Diffusion Imitation from Observation (DIFO) denotes a family of diffusion-based formulations for imitation from observation and learning from observation in which diffusion dynamics are used to transform observations, score or classify transitions, or generate actions and joint configurations from demonstrations. Recent papers use the term in materially different ways: as a transition-level discriminator for state-only imitation (Huang et al., 2024), as partial diffusion inversion for robust visual imitation learning (Hu et al., 2024), as end-to-end RGB-to-joint imitation of human poses (Spisak et al., 28 Jan 2025), and as one-shot human imitation through retargeted initialization of a pre-trained diffusion policy (Park et al., 25 Jun 2025). A related score-matching line diffuses states rather than actions or images and aligns expert and learner occupancies without expert actions (Wu et al., 2024). The resulting literature is unified less by a single canonical objective than by a shared use of diffusion trajectories as structured intermediate spaces for invariance, density modeling, or action refinement.

1. Terminological scope and conceptual range

The phrase “Diffusion Imitation from Observation” is not yet standardized. In some works, “observation” means state-only demonstrations in a Markov decision process, with the objective of matching expert transition occupancies without access to expert actions (Huang et al., 2024). In others, “observation” means raw RGB input, and diffusion is used either to suppress nuisance appearance variation before behavior cloning (Hu et al., 2024) or to map a human image directly to robot joint values (Spisak et al., 28 Jan 2025). In yet another formulation, a human video is converted into a retargeted robot trajectory that is then projected onto the action manifold of a pre-trained diffusion policy (Park et al., 25 Jun 2025). The score-matching framework in “Diffusing States and Matching Scores: A New Framework for Imitation Learning” does not use the name DIFO explicitly, but it is presented as a clean instantiation of diffusion imitation from observation through state diffusion and score matching (Wu et al., 2024). This suggests that DIFO is best understood as a research program rather than a single algorithm.
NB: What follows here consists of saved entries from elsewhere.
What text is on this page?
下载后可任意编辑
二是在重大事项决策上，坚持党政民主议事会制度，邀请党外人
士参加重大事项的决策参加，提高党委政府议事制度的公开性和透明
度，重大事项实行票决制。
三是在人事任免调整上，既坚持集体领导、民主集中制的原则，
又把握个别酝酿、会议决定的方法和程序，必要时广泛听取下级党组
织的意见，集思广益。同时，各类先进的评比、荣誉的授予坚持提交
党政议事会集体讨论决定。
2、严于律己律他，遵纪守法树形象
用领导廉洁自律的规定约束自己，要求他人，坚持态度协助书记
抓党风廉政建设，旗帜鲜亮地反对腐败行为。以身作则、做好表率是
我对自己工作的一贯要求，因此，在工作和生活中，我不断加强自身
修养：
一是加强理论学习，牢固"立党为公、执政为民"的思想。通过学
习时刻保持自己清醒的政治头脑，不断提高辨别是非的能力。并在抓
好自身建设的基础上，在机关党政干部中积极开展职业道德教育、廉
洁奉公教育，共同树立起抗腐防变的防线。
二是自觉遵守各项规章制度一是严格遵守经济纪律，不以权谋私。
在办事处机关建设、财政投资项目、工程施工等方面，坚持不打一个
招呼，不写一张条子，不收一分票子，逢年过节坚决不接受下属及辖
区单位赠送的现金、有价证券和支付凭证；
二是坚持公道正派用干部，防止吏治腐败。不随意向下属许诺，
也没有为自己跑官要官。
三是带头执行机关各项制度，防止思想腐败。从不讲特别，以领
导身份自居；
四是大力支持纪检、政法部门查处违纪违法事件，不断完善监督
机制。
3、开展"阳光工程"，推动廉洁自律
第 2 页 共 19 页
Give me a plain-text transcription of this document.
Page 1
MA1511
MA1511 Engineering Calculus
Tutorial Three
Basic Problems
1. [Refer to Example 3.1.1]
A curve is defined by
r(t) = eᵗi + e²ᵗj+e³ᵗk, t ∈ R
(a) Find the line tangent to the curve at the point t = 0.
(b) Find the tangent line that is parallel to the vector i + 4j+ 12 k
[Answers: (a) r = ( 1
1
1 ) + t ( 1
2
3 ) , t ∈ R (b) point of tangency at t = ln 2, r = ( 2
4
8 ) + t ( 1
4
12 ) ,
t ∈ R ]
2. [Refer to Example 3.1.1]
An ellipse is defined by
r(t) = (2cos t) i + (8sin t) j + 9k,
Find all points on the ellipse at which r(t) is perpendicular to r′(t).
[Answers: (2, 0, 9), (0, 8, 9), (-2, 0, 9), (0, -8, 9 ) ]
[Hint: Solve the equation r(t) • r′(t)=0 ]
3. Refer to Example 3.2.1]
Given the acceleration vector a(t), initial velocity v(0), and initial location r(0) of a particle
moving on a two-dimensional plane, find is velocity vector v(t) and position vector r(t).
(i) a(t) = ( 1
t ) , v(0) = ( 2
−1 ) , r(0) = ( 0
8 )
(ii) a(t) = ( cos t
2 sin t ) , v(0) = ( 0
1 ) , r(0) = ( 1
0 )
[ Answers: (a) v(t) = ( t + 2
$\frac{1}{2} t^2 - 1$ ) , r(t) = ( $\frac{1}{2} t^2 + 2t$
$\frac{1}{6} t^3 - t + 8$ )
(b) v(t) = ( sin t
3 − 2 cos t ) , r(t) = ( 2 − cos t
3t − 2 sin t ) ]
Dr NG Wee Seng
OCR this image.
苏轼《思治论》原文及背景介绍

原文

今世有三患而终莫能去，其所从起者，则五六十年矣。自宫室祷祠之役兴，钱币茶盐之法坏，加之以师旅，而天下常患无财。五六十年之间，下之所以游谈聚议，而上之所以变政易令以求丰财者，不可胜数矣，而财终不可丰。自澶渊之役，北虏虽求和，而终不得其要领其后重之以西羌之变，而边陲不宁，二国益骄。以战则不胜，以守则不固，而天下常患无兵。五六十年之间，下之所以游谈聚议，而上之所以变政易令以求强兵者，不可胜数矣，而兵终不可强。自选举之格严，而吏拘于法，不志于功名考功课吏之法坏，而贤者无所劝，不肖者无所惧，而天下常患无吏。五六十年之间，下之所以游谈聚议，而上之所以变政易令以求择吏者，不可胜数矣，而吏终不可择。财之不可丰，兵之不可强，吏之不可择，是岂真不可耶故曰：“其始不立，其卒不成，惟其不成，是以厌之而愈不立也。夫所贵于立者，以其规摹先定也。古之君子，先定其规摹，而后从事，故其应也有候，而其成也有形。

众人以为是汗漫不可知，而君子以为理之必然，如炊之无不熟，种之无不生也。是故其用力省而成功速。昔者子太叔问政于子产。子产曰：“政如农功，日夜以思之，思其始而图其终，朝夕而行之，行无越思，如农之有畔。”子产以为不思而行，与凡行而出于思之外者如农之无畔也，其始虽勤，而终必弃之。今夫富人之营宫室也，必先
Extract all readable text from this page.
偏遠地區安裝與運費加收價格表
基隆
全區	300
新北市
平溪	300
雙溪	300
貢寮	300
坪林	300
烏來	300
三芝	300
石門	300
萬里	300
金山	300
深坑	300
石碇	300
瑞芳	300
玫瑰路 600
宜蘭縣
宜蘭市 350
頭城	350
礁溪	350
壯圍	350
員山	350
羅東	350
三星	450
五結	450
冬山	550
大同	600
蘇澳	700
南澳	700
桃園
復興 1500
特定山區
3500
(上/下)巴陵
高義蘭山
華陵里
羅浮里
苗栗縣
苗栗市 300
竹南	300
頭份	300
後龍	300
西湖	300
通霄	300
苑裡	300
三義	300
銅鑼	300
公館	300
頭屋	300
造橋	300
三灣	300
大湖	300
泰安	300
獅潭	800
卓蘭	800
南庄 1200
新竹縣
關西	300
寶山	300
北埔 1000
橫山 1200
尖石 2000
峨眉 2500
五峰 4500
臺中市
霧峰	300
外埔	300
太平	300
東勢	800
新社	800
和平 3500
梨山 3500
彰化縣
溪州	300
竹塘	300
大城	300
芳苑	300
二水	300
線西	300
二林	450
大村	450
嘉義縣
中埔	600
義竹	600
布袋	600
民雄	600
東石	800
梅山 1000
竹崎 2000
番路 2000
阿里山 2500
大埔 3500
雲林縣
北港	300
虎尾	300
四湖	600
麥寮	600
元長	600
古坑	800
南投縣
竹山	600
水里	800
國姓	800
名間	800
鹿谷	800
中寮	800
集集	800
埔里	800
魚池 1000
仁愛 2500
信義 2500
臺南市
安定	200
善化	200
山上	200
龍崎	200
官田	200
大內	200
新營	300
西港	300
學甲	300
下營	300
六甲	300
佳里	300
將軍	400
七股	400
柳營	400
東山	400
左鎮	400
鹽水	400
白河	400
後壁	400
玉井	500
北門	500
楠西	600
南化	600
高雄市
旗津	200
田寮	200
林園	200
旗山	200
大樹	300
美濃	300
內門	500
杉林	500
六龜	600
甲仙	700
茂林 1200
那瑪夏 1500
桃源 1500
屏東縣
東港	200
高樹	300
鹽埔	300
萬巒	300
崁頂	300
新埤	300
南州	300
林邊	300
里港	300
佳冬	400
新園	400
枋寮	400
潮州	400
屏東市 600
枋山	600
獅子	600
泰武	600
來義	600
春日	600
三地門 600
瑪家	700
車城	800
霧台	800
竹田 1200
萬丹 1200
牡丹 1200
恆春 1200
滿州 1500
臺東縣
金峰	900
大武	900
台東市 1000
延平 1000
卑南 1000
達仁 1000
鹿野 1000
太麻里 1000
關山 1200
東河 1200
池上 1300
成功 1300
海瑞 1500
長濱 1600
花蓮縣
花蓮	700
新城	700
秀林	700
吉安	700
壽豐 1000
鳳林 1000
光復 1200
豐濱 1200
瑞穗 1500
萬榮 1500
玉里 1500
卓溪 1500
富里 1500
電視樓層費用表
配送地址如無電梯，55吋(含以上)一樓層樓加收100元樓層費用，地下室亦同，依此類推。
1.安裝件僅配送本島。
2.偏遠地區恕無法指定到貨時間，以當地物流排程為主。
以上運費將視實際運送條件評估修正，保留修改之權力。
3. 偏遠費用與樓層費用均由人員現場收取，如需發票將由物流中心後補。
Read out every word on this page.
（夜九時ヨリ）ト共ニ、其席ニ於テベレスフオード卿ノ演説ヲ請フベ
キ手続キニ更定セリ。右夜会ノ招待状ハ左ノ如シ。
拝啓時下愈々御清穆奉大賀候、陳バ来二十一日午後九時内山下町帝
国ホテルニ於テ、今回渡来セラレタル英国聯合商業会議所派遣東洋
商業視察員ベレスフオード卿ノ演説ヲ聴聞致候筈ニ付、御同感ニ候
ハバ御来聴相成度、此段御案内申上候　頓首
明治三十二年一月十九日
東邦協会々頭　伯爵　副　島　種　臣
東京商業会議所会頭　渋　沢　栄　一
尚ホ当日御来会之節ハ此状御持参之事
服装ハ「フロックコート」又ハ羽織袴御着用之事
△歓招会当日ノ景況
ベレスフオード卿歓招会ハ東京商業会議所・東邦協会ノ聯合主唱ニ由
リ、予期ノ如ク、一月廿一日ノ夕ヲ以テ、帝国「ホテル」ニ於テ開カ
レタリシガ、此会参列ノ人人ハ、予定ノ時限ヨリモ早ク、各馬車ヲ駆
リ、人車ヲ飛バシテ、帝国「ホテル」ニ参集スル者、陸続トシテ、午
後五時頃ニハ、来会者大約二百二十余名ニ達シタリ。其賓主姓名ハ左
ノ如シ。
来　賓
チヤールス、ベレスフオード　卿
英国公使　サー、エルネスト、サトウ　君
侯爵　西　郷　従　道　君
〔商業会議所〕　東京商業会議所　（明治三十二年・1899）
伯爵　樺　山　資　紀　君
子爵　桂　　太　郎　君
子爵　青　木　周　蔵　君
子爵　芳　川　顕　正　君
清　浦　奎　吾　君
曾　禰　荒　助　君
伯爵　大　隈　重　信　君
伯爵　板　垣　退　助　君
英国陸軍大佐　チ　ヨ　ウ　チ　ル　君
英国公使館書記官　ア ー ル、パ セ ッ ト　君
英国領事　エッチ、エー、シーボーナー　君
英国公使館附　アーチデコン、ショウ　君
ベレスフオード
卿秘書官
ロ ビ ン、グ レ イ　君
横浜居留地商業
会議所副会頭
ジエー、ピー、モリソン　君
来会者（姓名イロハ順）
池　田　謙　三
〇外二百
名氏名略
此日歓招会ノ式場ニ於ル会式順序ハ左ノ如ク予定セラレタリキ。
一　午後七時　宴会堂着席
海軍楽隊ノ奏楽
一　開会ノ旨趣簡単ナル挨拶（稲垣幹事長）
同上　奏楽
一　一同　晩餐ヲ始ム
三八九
Formulation Diffused quantity Representative papers
Transition-level LfO reward learning Next state or state transition pair (Huang et al., 2024, Wang et al., 2023)
Non-adversarial occupancy alignment States along OU or DDPM-style diffusion (Wu et al., 2024)
Observation-space invariance Images or partially inverted image latents (Hu et al., 2024)
End-to-end perception-to-action Robot joint targets or action chunks (Spisak et al., 28 Jan 2025, Park et al., 25 Jun 2025)
Related viewpoint or bridge formulations First-person images or observation endpoints in an SDE (Spisak et al., 2024, Liu et al., 8 Dec 2025)

A common misconception is that DIFO always means action-free imitation. That is accurate for transition-only and score-matching formulations, but not for all usages. Stem-OB trains from datasets of image-action pairs, DIRIGENt trains on paired human-robot pose data, and BridgePolicy explicitly uses action-labeled demonstrations while redefining DIFO as observation-anchored sampling (Hu et al., 2024, Spisak et al., 28 Jan 2025, Liu et al., 8 Dec 2025).

2. Observation-space DIFO: invariance, shared representations, and perspective alignment

An observation-space interpretation of DIFO is developed most explicitly in “Stem-OB: Generalizable Visual Imitation Learning with Stem-Like Convergent Observation through Diffusion Inversion” (Hu et al., 2024). The setting is visual imitation learning from observation in which a policy πθ(ao)\pi_\theta(a \mid o) is trained from source-environment image-action pairs and must generalize to target environments with changes in lighting, textures, color or finish, background, and camera noise, while task-relevant geometry remains stable. Stem-OB uses pretrained image diffusion models to perform partial diffusion inversion on training observations. The inversion is “stem-like”: low-level visual details progressively collapse while high-level scene structure remains, so observations that share geometry and affordances map closer in the inverted space. The policy is trained on these transformed observations but is deployed on the original raw observations, with no test-time inversion and virtually zero overhead (Hu et al., 2024).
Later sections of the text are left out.